In vielen europäischen Ländern haben die Landwirtinnen und Landwirten mit verschiedenen, teils gewalttätigen Aktionen im vergangenen Frühjahr auf ihre schwierige Lage aufmerksam gemacht.
Friedliche Proteste im Frühjahr
Auch in der Schweiz haben die Bäuerinnen und Bauern auf angespannte wirtschaftliche Lage hingewiesen. Die Aktionen wie Sternfahren, Brückentag, Weckruf, SOS, Mahnmärsche oder Mahnwache waren aber immer sehr friedlich und geordnet. Der Agrarminister Guy Parmelin zeigte für die Proteste Verständnis. «Ich bin beeindruckt, wie friedlich die Aktionen angesichts des grossen wirtschaftlichen Drucks verlaufen», schrieb er im März auf der Social-Media-Plattform X.

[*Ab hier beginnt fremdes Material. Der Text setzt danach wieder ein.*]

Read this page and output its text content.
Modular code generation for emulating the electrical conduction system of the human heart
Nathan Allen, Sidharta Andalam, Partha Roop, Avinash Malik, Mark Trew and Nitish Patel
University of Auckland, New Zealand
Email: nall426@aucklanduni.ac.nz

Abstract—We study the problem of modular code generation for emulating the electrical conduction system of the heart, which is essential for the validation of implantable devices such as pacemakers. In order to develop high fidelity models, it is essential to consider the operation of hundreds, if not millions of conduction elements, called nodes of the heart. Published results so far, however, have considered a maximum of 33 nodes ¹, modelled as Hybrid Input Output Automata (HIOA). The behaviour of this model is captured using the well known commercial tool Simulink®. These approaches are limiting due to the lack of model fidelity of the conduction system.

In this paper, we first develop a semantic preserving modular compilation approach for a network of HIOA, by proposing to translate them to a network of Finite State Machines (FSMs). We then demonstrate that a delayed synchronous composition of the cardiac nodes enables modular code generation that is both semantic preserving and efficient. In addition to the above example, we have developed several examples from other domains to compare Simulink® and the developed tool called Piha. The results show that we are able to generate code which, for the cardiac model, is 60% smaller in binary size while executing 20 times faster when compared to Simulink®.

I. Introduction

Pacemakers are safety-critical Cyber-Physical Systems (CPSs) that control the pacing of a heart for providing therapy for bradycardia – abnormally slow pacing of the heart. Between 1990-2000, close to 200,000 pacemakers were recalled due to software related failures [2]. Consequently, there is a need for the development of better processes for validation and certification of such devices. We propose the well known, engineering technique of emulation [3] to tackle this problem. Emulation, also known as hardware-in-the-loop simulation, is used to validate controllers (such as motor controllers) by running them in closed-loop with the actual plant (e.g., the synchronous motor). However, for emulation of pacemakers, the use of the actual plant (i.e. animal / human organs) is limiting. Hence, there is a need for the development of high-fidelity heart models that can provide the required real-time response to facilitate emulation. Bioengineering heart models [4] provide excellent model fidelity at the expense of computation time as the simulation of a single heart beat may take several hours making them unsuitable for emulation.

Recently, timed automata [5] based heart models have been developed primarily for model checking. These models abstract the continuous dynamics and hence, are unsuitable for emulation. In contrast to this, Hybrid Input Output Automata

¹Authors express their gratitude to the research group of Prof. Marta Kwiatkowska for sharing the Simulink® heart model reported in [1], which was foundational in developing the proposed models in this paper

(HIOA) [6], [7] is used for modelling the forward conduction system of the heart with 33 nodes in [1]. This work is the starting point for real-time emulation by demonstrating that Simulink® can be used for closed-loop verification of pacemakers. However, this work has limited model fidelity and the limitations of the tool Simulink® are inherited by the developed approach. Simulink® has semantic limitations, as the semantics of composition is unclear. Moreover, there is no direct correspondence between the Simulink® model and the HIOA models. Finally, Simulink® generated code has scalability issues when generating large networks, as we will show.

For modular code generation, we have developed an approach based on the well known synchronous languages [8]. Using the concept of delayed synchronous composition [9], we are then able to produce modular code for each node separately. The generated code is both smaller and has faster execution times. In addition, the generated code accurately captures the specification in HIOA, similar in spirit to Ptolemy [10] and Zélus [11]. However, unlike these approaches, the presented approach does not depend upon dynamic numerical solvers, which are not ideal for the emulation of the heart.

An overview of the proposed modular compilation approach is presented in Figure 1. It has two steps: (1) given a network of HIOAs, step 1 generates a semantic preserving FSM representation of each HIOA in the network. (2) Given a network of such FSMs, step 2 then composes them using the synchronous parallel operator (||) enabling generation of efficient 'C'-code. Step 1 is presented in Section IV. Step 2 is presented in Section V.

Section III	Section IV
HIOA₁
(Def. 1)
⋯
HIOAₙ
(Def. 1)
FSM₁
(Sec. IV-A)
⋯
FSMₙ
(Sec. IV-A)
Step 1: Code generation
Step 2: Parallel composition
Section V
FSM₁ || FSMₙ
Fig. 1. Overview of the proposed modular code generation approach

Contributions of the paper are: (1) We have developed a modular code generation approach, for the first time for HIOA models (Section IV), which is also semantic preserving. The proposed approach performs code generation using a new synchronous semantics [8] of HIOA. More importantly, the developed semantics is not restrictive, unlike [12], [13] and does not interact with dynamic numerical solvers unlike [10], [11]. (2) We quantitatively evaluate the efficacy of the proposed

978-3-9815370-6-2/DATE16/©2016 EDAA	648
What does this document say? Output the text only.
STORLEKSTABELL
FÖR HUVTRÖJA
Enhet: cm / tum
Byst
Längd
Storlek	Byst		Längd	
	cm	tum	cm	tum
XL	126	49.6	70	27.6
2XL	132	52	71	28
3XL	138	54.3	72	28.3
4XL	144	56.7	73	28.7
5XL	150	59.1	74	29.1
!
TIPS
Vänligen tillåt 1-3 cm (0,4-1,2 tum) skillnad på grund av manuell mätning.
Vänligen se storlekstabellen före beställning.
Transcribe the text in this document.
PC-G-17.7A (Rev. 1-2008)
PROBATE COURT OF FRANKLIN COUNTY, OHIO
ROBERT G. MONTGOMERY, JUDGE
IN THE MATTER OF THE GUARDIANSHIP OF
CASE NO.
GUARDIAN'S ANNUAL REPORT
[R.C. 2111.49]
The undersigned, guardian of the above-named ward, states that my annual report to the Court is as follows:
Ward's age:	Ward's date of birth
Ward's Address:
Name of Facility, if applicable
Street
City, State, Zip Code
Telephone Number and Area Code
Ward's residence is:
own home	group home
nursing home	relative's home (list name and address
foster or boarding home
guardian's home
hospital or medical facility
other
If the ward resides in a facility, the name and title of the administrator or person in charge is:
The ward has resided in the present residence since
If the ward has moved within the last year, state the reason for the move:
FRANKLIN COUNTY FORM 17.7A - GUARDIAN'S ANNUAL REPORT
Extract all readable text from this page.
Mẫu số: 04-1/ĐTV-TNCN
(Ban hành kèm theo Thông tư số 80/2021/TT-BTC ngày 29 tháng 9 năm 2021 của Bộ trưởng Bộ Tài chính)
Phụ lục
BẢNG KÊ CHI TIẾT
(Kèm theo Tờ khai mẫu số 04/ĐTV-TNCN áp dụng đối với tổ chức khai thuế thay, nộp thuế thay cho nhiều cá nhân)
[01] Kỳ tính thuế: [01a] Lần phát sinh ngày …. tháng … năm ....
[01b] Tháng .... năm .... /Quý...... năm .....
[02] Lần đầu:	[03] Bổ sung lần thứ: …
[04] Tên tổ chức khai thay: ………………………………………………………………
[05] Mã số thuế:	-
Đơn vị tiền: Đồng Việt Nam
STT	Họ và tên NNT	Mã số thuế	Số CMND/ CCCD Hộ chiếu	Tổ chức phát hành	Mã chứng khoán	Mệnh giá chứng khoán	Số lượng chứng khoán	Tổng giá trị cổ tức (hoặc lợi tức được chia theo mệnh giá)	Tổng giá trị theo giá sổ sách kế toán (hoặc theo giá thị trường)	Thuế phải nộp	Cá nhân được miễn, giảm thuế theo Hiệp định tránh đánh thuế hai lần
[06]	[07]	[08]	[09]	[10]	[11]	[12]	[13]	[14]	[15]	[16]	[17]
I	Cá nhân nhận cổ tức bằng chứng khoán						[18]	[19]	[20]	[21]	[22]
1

Um den Forderungen Nachdruck zu verleihen, organisierte die Bewegung «Weckruf Bauern» die Aktion «Dialog Bauern Schweiz». An mehreren Orten in der ganzen Schweiz versammeln sich vom 22. bis 25. März 2024 Bauernfamilien - auch mit landwirtschaftlichen Fahrzeugen - auf organisierten Plätzen.
Dialog auf Augenhöhe verlangt
Mit der Aktion verlangten sie einen Dialog auf Augenhöhe. «Wir fordern unsere Adressaten – Verwaltung, Politik und insbesondere die Grossverteiler mit ihren Verarbeitungsbetrieben - auf sich ihrer Rolle am Markt bewusst zu werden und aktiv mit unseren Organisationen den Dialog zu suchen», lautete die Forderung.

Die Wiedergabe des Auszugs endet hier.